Si parla di “ristabilire” perché si sa: nel mondo e nel calcio odierno, dove la memoria è corta, viene naturale ridurre il valore complessivo di un giocatore alla sua prestazione più recente – a maggior ragione se negativa – col rischio di dimenticare, nel caso specifico, che Belotti ha già dimostrato di essere un attaccante validissimo. Ma il calcio, specialmente quello contemporaneo – ossessionato dall’idea che l’eccellenza sia tale solo quando ripetuta a ogni occasione – vive di quel meccanismo tossico e darwiniano che è alla base delle prove di virilità di cui scrive Edoardo Albinati nel suo romanzo vincitore dello Strega La scuola cattolica. Ossia: non importa quante volte dimostri di essere un uomo, un maschio duro e puro. Alle prove successive, che non finiranno mai, dovrai dimostrarlo ancora e ancora, senza mai fallire.
Per un attaccante come Belotti, che negli ultimi anni sembra essere rimasto incastrato in un limbo non solo ambientale – il provinciale Torino – ma anche identitario, metà top player, metà incompiuto, il vuoto lasciato da Abraham e le esigenze della Roma potrebbero rappresentare la prova definitiva.

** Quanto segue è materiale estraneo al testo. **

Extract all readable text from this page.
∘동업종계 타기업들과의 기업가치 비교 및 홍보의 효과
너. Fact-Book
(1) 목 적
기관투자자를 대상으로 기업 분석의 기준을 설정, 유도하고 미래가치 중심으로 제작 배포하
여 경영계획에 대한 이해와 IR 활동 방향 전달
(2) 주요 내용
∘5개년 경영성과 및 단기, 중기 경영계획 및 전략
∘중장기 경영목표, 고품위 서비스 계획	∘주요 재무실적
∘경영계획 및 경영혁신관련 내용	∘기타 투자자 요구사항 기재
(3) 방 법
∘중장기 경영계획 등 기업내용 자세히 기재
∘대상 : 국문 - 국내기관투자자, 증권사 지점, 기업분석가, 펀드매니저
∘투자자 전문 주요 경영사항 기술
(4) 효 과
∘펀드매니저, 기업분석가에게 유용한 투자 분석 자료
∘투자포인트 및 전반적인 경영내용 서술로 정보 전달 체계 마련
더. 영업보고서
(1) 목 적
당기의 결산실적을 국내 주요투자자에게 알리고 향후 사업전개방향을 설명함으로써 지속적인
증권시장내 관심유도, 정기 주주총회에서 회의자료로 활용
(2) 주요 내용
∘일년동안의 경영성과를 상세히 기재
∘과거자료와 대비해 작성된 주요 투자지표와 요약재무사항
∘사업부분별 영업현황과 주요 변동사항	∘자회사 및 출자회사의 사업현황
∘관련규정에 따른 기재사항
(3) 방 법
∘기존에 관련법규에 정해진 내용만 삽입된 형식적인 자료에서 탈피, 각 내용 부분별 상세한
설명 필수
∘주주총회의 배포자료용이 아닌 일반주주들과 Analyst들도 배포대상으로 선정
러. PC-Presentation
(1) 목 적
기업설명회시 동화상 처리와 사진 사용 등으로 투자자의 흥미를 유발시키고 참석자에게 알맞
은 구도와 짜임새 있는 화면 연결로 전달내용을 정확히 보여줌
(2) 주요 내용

Specie dopo una stagione che l’ha visto pendere verso l’incompiutezza. Anzi, che l’ha visto precipitare verso di essa. Per ora, il Gallo è tornato a cantare. Lo ha fatto tre volte – due se si dà retta, com’è giusto che sia, al tabellino ufficiale – e lo ha fatto non per rinnegare un messia, ma la versione sterile di sé stesso. Ora la parte più difficile, la riconferma, lo attende al varco. Magari la sua storia non è ancora finita.